The initial architecture successfully demonstrated the seamless integration between on-premises OpenShift and AWS services, the reliable log delivery and processing at scale, the advanced analytics capabilities through OpenSearch, and the operational improvements in log visibility and management, taking into account compliance with financial services regulatory requirements.
Evolved Solution Architecture
Following the successful initail phase, MBH Bank and TC2 identified a critical optimization opportunity. While the CloudWatch Logs solution proved technically sound, the massive volume of log data resulted in unexpectedly high operational costs because of the CloudWatch Logs ingestion costs scaled linearly with data volume, high-frequency log generation from containerised applications, and substantial costs for log storage and processing.

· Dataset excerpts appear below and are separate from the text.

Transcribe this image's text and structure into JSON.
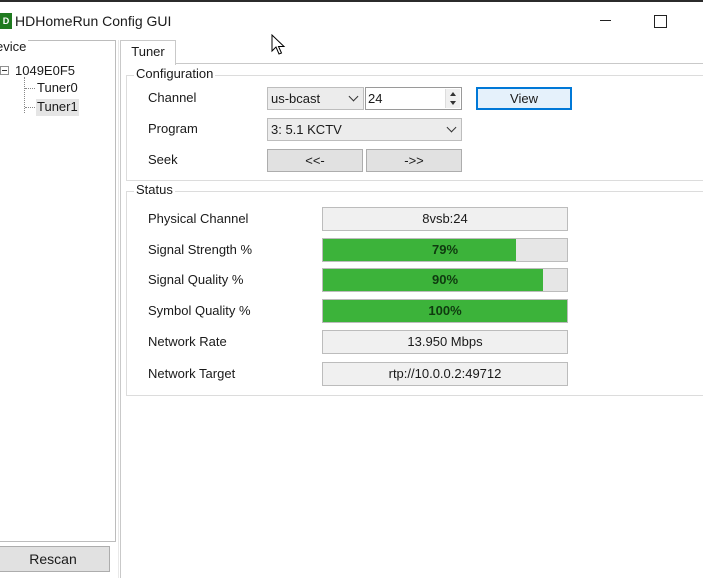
{
  "window": {
    "icon_text": "D",
    "title": "HDHomeRun Config GUI"
  },
  "sidebar": {
    "group_label": "evice",
    "device_id": "1049E0F5",
    "tuners": [
      "Tuner0",
      "Tuner1"
    ],
    "selected_tuner": "Tuner1",
    "rescan_label": "Rescan"
  },
  "tabs": [
    {
      "label": "Tuner",
      "selected": true
    }
  ],
  "configuration": {
    "legend": "Configuration",
    "channel_label": "Channel",
    "channel_map": "us-bcast",
    "channel_number": "24",
    "view_label": "View",
    "program_label": "Program",
    "program_value": "3: 5.1 KCTV",
    "seek_label": "Seek",
    "seek_back_label": "<<-",
    "seek_forward_label": "->>"
  },
  "status": {
    "legend": "Status",
    "physical_channel_label": "Physical Channel",
    "physical_channel_value": "8vsb:24",
    "signal_strength_label": "Signal Strength %",
    "signal_strength_text": "79%",
    "signal_strength_fraction": 0.79,
    "signal_quality_label": "Signal Quality %",
    "signal_quality_text": "90%",
    "signal_quality_fraction": 0.9,
    "symbol_quality_label": "Symbol Quality %",
    "symbol_quality_text": "100%",
    "symbol_quality_fraction": 1.0,
    "network_rate_label": "Network Rate",
    "network_rate_value": "13.950 Mbps",
    "network_target_label": "Network Target",
    "network_target_value": "rtp://10.0.0.2:49712"
  },
  "colors": {
    "bar_fill": "#3cb33a",
    "focus_border": "#0078d7"
  },
  "icons": {
    "app": "hdhomerun-app-icon",
    "minimize": "minimize-icon",
    "maximize": "maximize-icon",
    "expander": "tree-collapse-icon",
    "pointer": "mouse-pointer-icon"
  }
}
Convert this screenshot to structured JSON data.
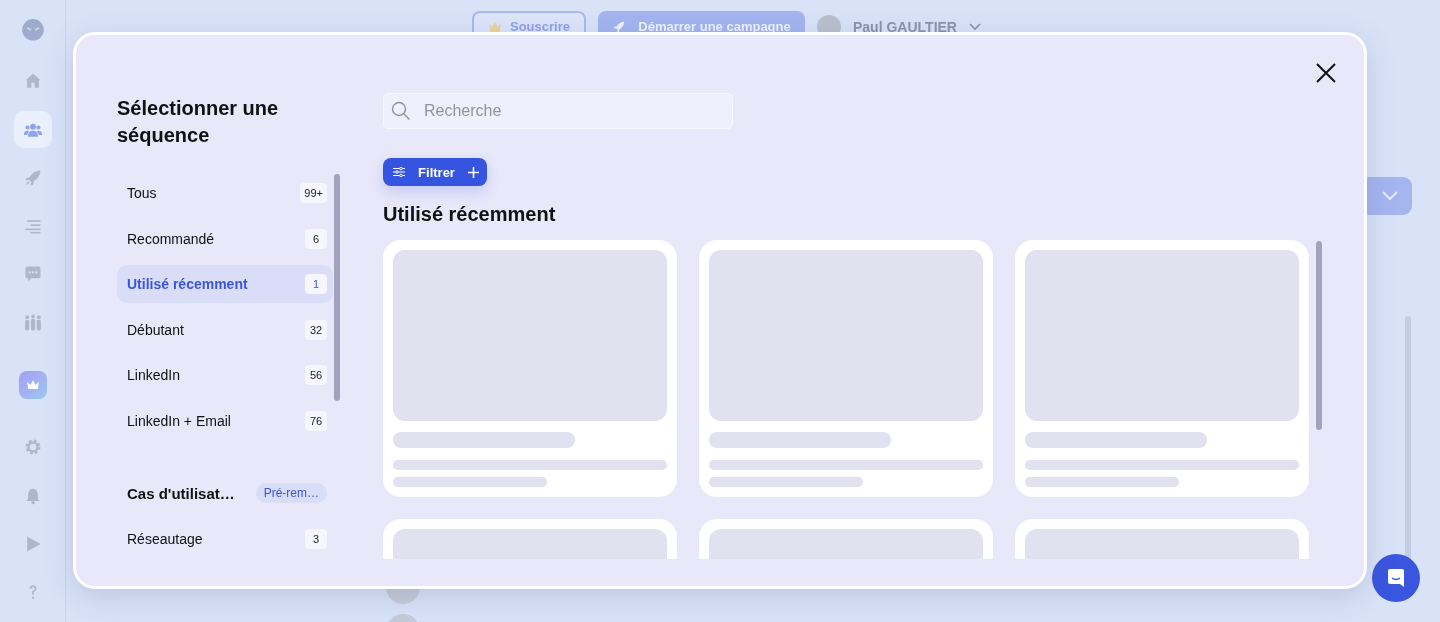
{
  "sidebar": {
    "items": [
      {
        "selected": false
      },
      {
        "selected": true
      },
      {
        "selected": false
      },
      {
        "selected": false
      },
      {
        "selected": false
      },
      {
        "selected": false
      },
      {
        "selected": false
      },
      {
        "selected": false
      },
      {
        "selected": false
      },
      {
        "selected": false
      },
      {
        "selected": false
      }
    ]
  },
  "header": {
    "subscribe_button": "Souscrire",
    "campaign_button": "Démarrer une campagne",
    "user_name": "Paul GAULTIER"
  },
  "modal": {
    "title": "Sélectionner une séquence",
    "search": {
      "placeholder": "Recherche"
    },
    "filter_button": "Filtrer",
    "categories": [
      {
        "label": "Tous",
        "count": "99+",
        "selected": false
      },
      {
        "label": "Recommandé",
        "count": "6",
        "selected": false
      },
      {
        "label": "Utilisé récemment",
        "count": "1",
        "selected": true
      },
      {
        "label": "Débutant",
        "count": "32",
        "selected": false
      },
      {
        "label": "LinkedIn",
        "count": "56",
        "selected": false
      },
      {
        "label": "LinkedIn + Email",
        "count": "76",
        "selected": false
      }
    ],
    "section": {
      "title": "Cas d'utilisat…",
      "badge": "Pré-rem…",
      "items": [
        {
          "label": "Réseautage",
          "count": "3",
          "selected": false
        }
      ]
    },
    "heading": "Utilisé récemment",
    "cards": [
      {
        "kind": "skeleton"
      },
      {
        "kind": "skeleton"
      },
      {
        "kind": "skeleton"
      },
      {
        "kind": "skeleton"
      },
      {
        "kind": "skeleton"
      },
      {
        "kind": "skeleton"
      }
    ]
  }
}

The high costs threatened the long-term viability of the cloud logging solution, requiring immediate architectural optimisation while maintaining all existing functionality and performance characteristics.
TC2’s cloud architects designed an innovative cost-optimised solution utilising AWS Managed Streaming for Kafka (MSK) as the primary data ingestion layer, dramatically reducing costs while enhancing scalability and reliability.
The evolved solution replaced expensive CloudWatch Logs ingestion with a sophisticated streaming architecture based on Amazon Managed Streaming for Apache Kafka, which led to a high-throughput, low-cost log ingestion solution.
The process involves a new, advanced data flow: the on-premise OpenShift logs stream directly to AWS MSK topics, then a Lambda consumer processes MSK messages, and Kinesis Data Firehose delivers the processed logs to S3 with automated compression and partitioning and lifecycle policies for cost-optimized storage.
Conclusion
The successful transformation of MBH Bank’s logging infrastructure demonstrates the tremendous value of AWS’s comprehensive cloud services when implemented by experienced partners like TC2. This project demonstrates how traditional financial institutions can utilise cloud-native technologies to achieve substantial cost savings while enhancing operational capabilities.
This case study serves as a blueprint for other financial institutions seeking to modernize their infrastructure while maintaining the highest standards of security, compliance, and operational excellence. The partnership between MBH Bank and TC2, powered by AWS’s industry-leading cloud services, has created a foundation for continued innovation and growth in the digital banking era.